3x^2 and 3x^3 are both increasing and positive for x>0. How many times greater is the rate of increase of 3x^3 than the rate of increase of 3x^2 at x=4?
y1 = 3x^2 and y2 = 3x^3
at x=4
dy1/dx = 6x or 24
dy2/dx = 9x^2 = 144
so how many times greater ?
144/24 = 6
To find the rate of increase of a function, we can take the derivative of that function with respect to the independent variable. In this case, we need to find the derivatives of the functions 3x^2 and 3x^3, and compare their rates of increase at x=4.

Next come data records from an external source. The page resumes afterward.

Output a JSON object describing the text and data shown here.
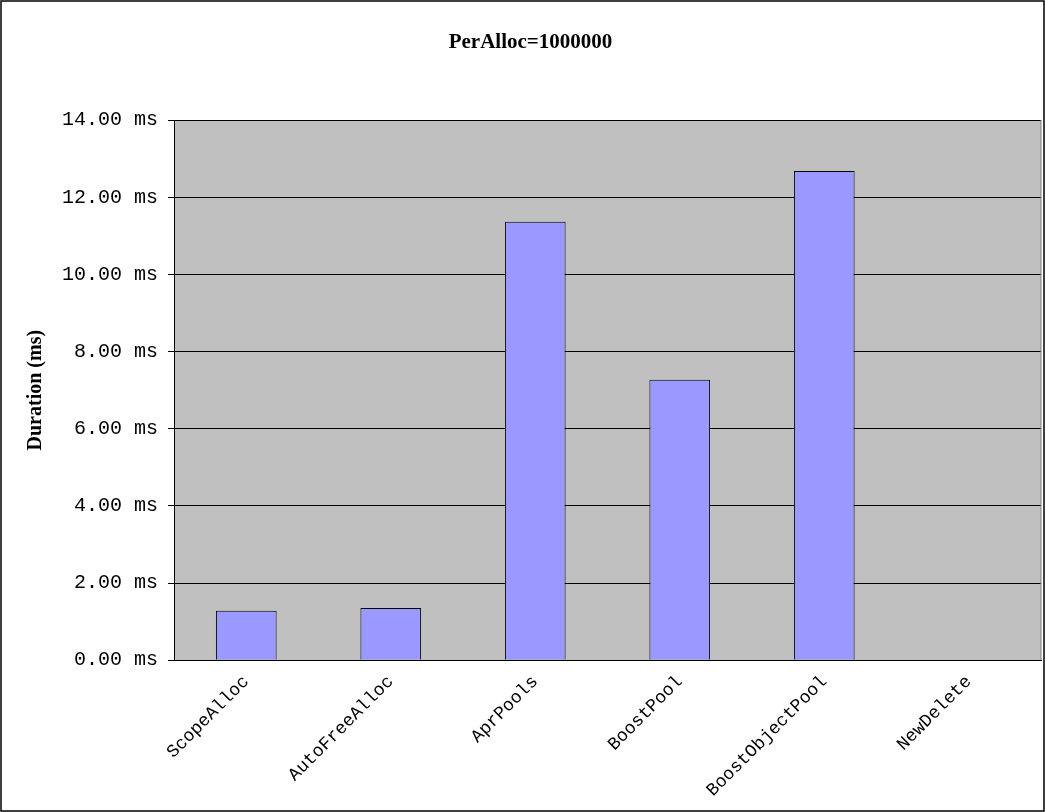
{
  "chart_data": {
    "type": "bar",
    "title": "PerAlloc=1000000",
    "ylabel": "Duration (ms)",
    "categories": [
      "ScopeAlloc",
      "AutoFreeAlloc",
      "AprPools",
      "BoostPool",
      "BoostObjectPool",
      "NewDelete"
    ],
    "values": [
      1.28,
      1.35,
      11.37,
      7.27,
      12.68,
      0
    ],
    "color": "#9999ff",
    "ylim": [
      0,
      14
    ],
    "yticks": [
      {
        "value": 0,
        "label": "0.00 ms"
      },
      {
        "value": 2,
        "label": "2.00 ms"
      },
      {
        "value": 4,
        "label": "4.00 ms"
      },
      {
        "value": 6,
        "label": "6.00 ms"
      },
      {
        "value": 8,
        "label": "8.00 ms"
      },
      {
        "value": 10,
        "label": "10.00 ms"
      },
      {
        "value": 12,
        "label": "12.00 ms"
      },
      {
        "value": 14,
        "label": "14.00 ms"
      }
    ],
    "grid": "y",
    "legend": false
  }
}
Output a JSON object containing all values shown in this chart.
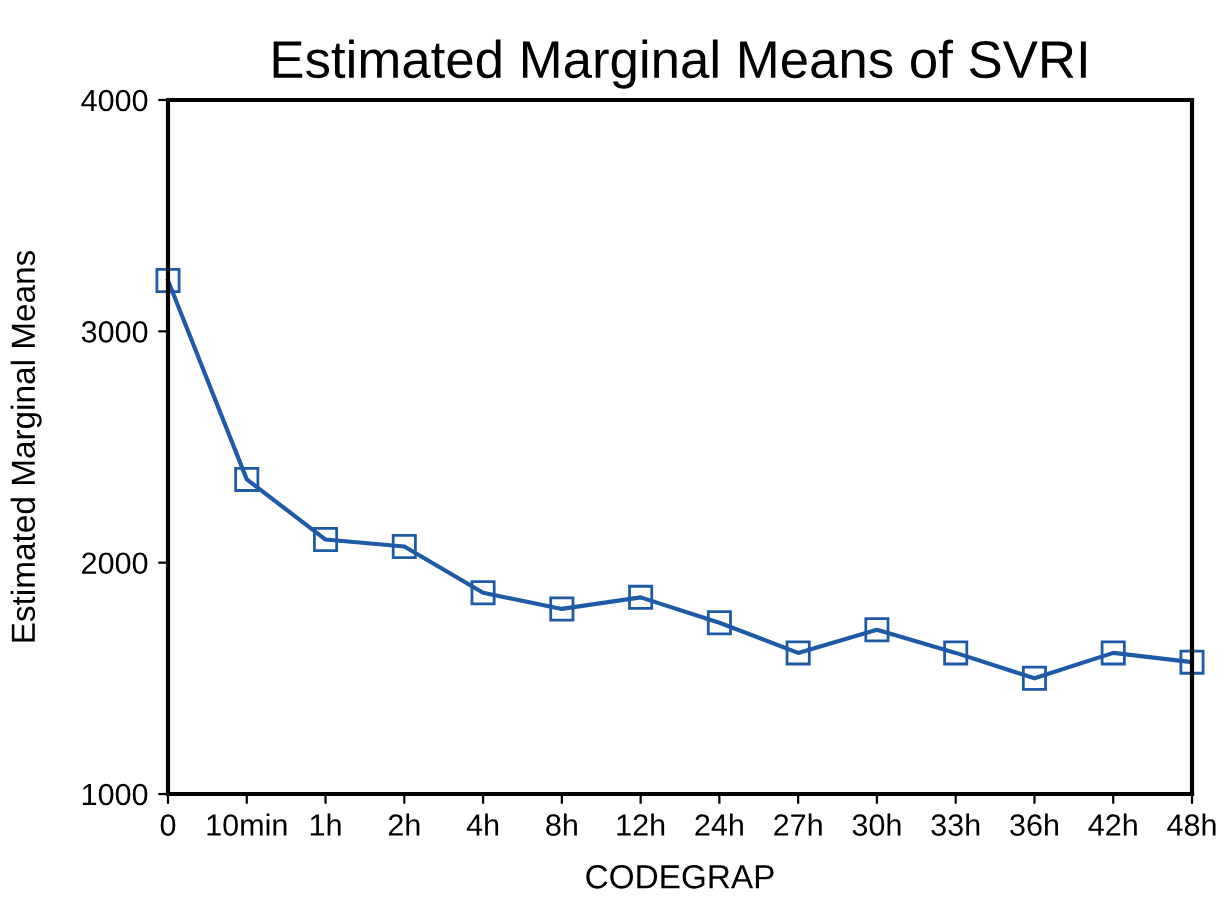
{
  "chart_data": {
    "type": "line",
    "title": "Estimated Marginal Means of SVRI",
    "xlabel": "CODEGRAP",
    "ylabel": "Estimated Marginal Means",
    "categories": [
      "0",
      "10min",
      "1h",
      "2h",
      "4h",
      "8h",
      "12h",
      "24h",
      "27h",
      "30h",
      "33h",
      "36h",
      "42h",
      "48h"
    ],
    "series": [
      {
        "color": "#1f5aa6",
        "values": [
          3220,
          2360,
          2100,
          2070,
          1870,
          1800,
          1850,
          1740,
          1610,
          1710,
          1610,
          1500,
          1610,
          1570
        ]
      }
    ],
    "ylim": [
      1000,
      4000
    ],
    "yticks": [
      1000,
      2000,
      3000,
      4000
    ],
    "marker": "square",
    "line_style": "solid",
    "grid": false,
    "legend": false
  }
}
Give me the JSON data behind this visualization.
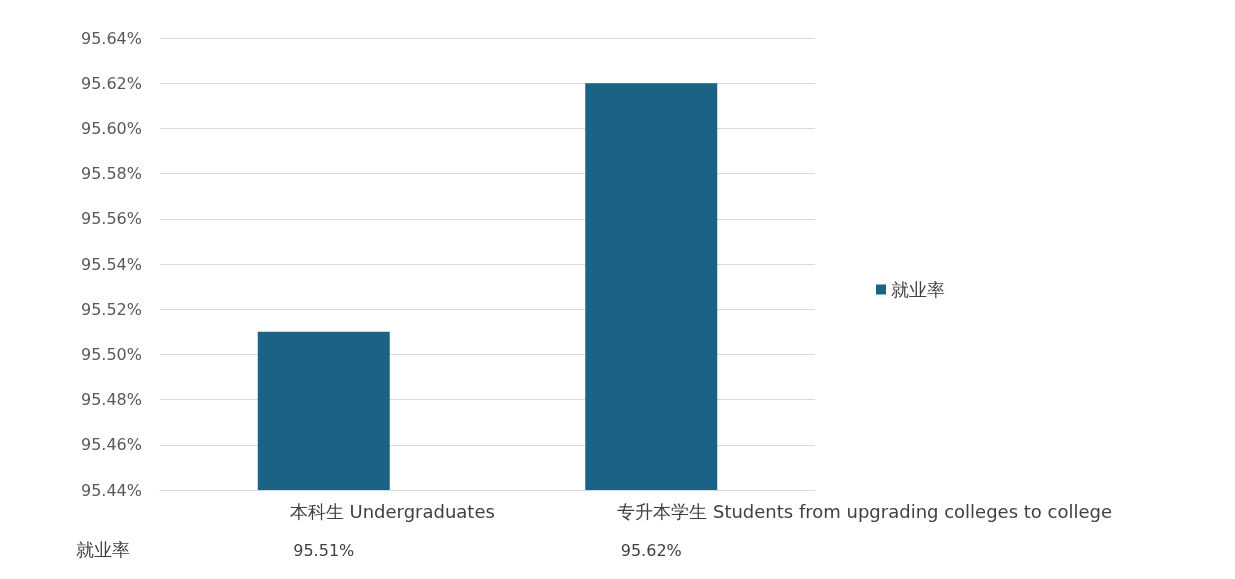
{
  "chart_data": {
    "type": "bar",
    "categories": [
      "本科生 Undergraduates",
      "专升本学生 Students from upgrading colleges to college"
    ],
    "series": [
      {
        "name": "就业率",
        "color": "#1a6385",
        "values": [
          95.51,
          95.62
        ],
        "value_labels": [
          "95.51%",
          "95.62%"
        ]
      }
    ],
    "ylim": [
      95.44,
      95.64
    ],
    "yticks": [
      {
        "value": 95.44,
        "label": "95.44%"
      },
      {
        "value": 95.46,
        "label": "95.46%"
      },
      {
        "value": 95.48,
        "label": "95.48%"
      },
      {
        "value": 95.5,
        "label": "95.50%"
      },
      {
        "value": 95.52,
        "label": "95.52%"
      },
      {
        "value": 95.54,
        "label": "95.54%"
      },
      {
        "value": 95.56,
        "label": "95.56%"
      },
      {
        "value": 95.58,
        "label": "95.58%"
      },
      {
        "value": 95.6,
        "label": "95.60%"
      },
      {
        "value": 95.62,
        "label": "95.62%"
      },
      {
        "value": 95.64,
        "label": "95.64%"
      }
    ],
    "grid": "y",
    "legend": "right"
  }
}
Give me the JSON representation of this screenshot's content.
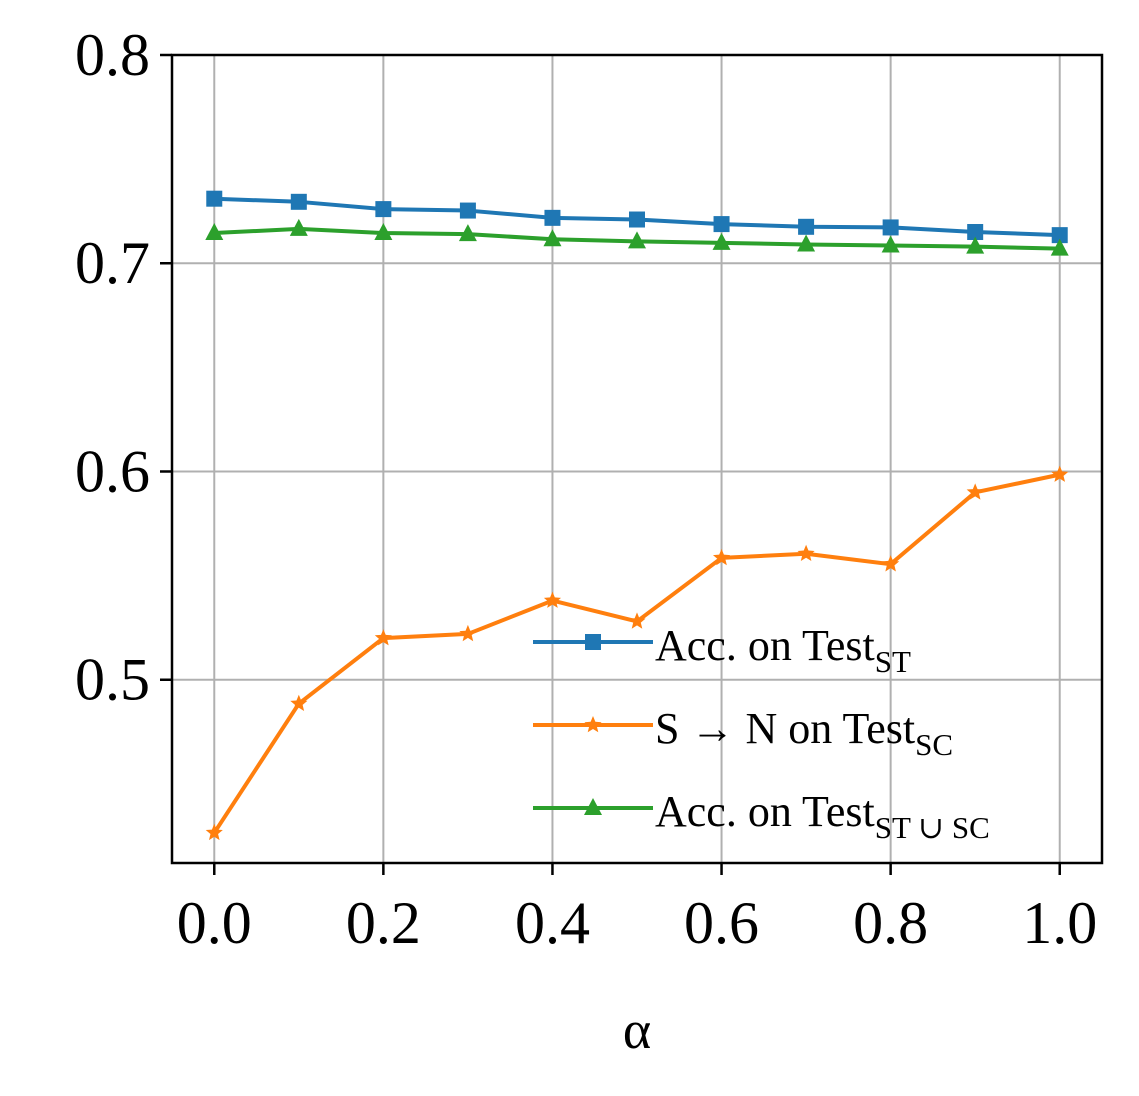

Let's start by finding the derivative of 3x^2. The derivative of x^n with respect to x is given by nx^(n-1). Applying this rule, we get:
d/dx (3x^2) = 2 * 3x^(2-1) = 6x
Next, let's find the derivative of 3x^3:
d/dx (3x^3) = 3 * 3x^(3-1) = 9x^2
Now we have the derivatives of both functions. To compare their rates of increase at x=4, we need to evaluate these derivatives at x=4.
For 3x^2:
f'(4) = 6(4) = 24
For 3x^3:
f'(4) = 9(4)^2 = 144
Now we can compare the rates of increase. The rate of increase of 3x^3 is 144, while the rate of increase of 3x^2 is 24.
To find how many times greater the rate of increase of 3x^3 is than the rate of increase of 3x^2, we can divide the rate of increase of 3x^3 by the rate of increase of 3x^2:
144 / 24 = 6
Therefore, the rate of increase of 3x^3 is 6 times greater than the rate of increase of 3x^2 at x=4.